Évoluant désormais parmi les grooms des meilleurs chevaux du monde, Audrey n’a rien perdu de sa passion contagieuse. Massages, soins, moments câlins, elle ne laisse rien au hasard. “C’est une fille qui aime les chevaux, qui est passionnée. Je pense sincèrement qu’elle est pleinement heureuse ainsi”, salue Laurent Guillet. Malgré les journées à rallonge, le rythme de vie infernal et la pression d’être responsable de quelques grands cracks, elle garde toute la positivité que ses proches lui connaissent. “Je vis pour moi et pour personne d’autre. Je veux mener mes expériences, comme celle que je vis actuellement, qui est incroyable”, confirme-t-elle.
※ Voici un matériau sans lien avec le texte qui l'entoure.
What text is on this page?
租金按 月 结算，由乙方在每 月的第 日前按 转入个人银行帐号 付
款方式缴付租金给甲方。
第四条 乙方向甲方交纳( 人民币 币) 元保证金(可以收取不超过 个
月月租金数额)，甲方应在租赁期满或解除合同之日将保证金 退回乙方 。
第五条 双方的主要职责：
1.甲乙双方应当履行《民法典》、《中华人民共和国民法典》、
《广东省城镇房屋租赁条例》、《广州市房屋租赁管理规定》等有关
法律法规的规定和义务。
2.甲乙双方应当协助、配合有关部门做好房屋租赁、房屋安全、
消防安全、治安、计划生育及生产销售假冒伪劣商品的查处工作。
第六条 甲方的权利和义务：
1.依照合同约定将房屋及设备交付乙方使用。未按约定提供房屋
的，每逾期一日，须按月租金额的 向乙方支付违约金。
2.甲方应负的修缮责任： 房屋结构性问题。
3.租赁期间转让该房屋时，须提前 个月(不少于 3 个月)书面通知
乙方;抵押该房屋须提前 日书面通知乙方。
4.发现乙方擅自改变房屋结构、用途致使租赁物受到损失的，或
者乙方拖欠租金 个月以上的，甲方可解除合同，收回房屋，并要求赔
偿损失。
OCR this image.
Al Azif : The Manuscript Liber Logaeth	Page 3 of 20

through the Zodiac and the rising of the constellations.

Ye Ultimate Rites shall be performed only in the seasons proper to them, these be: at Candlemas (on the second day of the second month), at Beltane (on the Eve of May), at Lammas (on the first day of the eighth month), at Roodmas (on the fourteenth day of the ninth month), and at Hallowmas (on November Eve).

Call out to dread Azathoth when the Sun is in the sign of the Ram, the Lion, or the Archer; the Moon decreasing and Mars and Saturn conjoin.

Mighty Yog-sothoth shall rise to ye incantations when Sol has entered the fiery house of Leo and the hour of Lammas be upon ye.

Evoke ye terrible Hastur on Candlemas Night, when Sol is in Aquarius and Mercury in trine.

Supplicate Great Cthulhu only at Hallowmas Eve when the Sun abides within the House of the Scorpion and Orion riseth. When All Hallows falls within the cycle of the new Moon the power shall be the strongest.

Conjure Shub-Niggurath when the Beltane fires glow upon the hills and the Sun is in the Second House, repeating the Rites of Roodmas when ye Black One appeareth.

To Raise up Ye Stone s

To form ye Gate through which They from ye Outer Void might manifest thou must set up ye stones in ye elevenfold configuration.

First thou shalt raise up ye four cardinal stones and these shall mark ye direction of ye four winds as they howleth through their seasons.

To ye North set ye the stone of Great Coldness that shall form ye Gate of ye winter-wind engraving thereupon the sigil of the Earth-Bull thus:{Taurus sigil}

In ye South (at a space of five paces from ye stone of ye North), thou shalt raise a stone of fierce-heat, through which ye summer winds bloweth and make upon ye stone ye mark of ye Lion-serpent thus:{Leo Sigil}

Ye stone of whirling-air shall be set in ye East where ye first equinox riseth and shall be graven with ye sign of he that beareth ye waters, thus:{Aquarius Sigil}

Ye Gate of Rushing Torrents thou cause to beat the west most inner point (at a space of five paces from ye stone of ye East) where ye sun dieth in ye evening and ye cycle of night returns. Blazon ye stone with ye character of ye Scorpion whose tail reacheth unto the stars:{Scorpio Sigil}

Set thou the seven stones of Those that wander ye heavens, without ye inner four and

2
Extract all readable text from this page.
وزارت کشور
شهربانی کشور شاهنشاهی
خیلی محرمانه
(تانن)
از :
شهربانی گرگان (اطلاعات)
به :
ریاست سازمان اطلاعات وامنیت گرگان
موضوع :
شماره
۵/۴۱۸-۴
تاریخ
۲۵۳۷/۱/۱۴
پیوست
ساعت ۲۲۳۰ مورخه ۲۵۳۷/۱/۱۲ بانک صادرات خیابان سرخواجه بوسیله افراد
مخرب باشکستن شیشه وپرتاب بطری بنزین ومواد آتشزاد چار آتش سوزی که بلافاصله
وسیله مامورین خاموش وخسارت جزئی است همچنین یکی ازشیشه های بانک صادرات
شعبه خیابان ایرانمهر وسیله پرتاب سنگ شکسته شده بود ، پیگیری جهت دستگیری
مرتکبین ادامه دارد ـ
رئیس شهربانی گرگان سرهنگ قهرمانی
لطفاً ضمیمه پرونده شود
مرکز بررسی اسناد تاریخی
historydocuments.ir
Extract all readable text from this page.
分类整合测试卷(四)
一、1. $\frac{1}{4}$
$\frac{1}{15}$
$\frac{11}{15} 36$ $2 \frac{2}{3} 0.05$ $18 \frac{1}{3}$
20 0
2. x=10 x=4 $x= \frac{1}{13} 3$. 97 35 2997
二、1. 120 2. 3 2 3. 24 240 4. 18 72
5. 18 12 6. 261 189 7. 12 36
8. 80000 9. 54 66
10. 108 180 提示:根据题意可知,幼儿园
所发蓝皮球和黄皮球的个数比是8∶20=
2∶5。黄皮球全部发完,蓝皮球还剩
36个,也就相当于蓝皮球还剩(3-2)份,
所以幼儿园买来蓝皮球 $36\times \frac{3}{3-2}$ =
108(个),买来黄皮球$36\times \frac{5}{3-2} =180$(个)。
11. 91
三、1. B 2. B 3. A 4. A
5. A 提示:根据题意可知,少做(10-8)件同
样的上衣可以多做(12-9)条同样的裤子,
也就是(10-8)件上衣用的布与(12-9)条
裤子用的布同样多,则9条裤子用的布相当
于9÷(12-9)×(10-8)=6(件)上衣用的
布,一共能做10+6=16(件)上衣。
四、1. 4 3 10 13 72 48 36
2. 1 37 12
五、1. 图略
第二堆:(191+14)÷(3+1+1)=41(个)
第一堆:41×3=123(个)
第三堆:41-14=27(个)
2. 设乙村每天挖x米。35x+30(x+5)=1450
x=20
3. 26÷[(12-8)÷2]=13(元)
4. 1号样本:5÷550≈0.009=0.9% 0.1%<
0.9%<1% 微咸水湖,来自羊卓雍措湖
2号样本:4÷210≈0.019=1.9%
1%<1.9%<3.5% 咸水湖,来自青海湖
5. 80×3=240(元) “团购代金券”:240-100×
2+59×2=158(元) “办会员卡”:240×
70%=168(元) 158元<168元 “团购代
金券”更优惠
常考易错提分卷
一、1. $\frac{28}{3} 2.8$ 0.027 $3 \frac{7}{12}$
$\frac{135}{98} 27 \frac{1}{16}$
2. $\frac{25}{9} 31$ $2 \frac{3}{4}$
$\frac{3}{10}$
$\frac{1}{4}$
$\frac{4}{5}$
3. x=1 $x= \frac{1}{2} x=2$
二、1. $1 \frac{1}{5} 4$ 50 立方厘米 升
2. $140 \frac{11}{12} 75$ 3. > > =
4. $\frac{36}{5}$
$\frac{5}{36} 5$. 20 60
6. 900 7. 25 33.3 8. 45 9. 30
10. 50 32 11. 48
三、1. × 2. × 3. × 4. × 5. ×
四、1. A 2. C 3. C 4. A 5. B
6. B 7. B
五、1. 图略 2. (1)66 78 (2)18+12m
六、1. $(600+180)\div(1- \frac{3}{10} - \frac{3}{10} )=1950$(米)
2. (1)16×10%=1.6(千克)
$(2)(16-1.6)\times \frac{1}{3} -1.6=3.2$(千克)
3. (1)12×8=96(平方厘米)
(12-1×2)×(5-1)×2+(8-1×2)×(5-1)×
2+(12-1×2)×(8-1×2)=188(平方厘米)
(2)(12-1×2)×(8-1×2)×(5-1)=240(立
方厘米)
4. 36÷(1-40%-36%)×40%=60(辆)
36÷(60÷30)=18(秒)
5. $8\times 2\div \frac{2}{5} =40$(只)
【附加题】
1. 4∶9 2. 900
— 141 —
Audrey sait malgré tout qu’elle ne vivra pas du grooming éternellement. Consciente de l’énergie dépensée, elle souhaite arrêter à trente ans, un anniversaire qu’elle fêtera le 9 novembre 2023. À moins que l’appel des Jeux olympiques de Paris en 2024 ne soit trop fort? “Ce serait mon rêve! Les Jeux olympiques restent le graal pour énormément de cavaliers et de grooms”, s’enthousiasme-t-elle. Mais, une chose est sûre, les chevaux resteront dans la vie d’Audrey Morandat. La passion qui l’anime n’est pas près de disparaître et elle entend bien poursuivre son élevage de poneys New Forest, débuté il y a plus d’une décennie, grâce à sa Noha. L’objectif est de produire quelques poneys afin de les valoriser et de les voir évoluer. Jupiter de l’Éperon, son dernier produit, prendra la relève, le moment venu.